Über eigenes Lehren und eigenes Lernen die Kontrolle zu behalten ist aber gar keine Frage von Technik. Sondern eine von Organisation und Rahmenbedingungen. Programmierter Unterricht funktioniert auch ohne Computer, die grundgesetzlich verankerte Freiheit der Lehre impliziert (geschweige denn expliziert) kein Computerverbot. Lehrpläne und Prüfungsvorschriften sind eine viel größere Bedrohung für die Bildung als “Online-Lernen”.

Letzterer Begriff birgt eine weitere Bedrohungsdimension: Das Unechte. Spiegel Online veröffentlichte gestern prämierte Arbeiten eines Plakatwettbewerbes zu Chancen und Risiken des “digitalen Studiums”. Die Spiegel-Redaktion, vermutlich auch die Wettbewerbsjury und eventuell am wenigsten die Studierenden selbst demonstrieren einen gepflegten Ekel vor dem Virtuellen und eine immer noch gesellschaftsfähige Geringschätzung derer, die die virtuelle Welt mit Ernst betrachten und bevölkern. Das Echte, Wahre, Gute ist demzufolge das in der wirklichen Welt Erlebbare, der unmittelbare Kontakt mit anderen Menschen, der direkte Weg beim Lernen und Lehren. Als funktionierte Lernen jemals ohne Medien, als übertrüge sich Wissen von selbst, wenn es nur mit Blickkontakt gepaart sei und als bildeten sich Menschen gegenseitig nur durch Atmen der gleichen Luft.

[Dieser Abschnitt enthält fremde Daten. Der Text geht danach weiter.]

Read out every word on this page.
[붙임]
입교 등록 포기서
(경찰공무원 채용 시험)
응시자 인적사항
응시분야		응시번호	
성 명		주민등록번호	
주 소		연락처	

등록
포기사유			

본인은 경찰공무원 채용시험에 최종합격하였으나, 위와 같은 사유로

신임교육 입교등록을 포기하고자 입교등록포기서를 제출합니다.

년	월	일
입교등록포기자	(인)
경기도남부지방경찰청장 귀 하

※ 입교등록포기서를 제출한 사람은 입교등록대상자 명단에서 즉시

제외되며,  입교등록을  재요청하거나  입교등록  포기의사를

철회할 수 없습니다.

Schließlich spielt in die Begriffsverwirrung noch eine innerhalb der E-Learning-Szene geführte Debatte um “echtes E-Learning” und “bloße Technikverwendung” eine Rolle. Bei der Podcast-University 2007 gab es anhand des Begriffes Podcast dazu eine zumindest das Dilemma erhellende Diskussion. Immer wieder höre ich z.B. in Demonstrationen der Lern- und Arbeitsplattform Stud.IP nach mehr als einer halben Stunde den Satz “und jetzt kommen wir zum echten E-Learning”. Gemeint ist dann je nach Vortragendem etwas völlig Unterschiedliches, gemein ist dabei aber: Es gibt offensichtlich den Wunsch, E-Learning als eine reine Idee zu verstehen, deren Umsetzung so ganz nie gelingen kann, aber die ein Ideal ist, das man anstreben kann. Damit wären wir beim Höhlengleichnis und weit entfernt von begrifflicher Klarheit.

So bleibt es beim ungeliebten Begriff. Ich halte ihn für den besten, den es für das von ihm Bezeichnete gibt. Irgendwann wird er verschwinden. Nicht ersetzt werden, sondern verschwinden. Denn in einer Welt, in der das Digitale ubiquitär ist, wird auch das Lehren und Lernen digital sein. Wie genau das auch immer aussieht, dafür wird es neue Begriffe geben, die aber nicht mehr das Ganze als Abgrenzung zu anderen Formen bezeichnen wollen und müssen.

Niemand spricht heute von sauerstoffunterstüztem Lernen. Denn ohne Sauerstoff ist schließlich alles menschliche Handeln schwer vorstellbar. Ob es in Bezug auf E-Learning und das allgegenwärtige Digitale so weit kommt, ist offen. Und so lange brauchen wir einen schillernden Begriff wie den des E-Learnings, der immer auch Ängste und Hoffnungen mit sich trägt.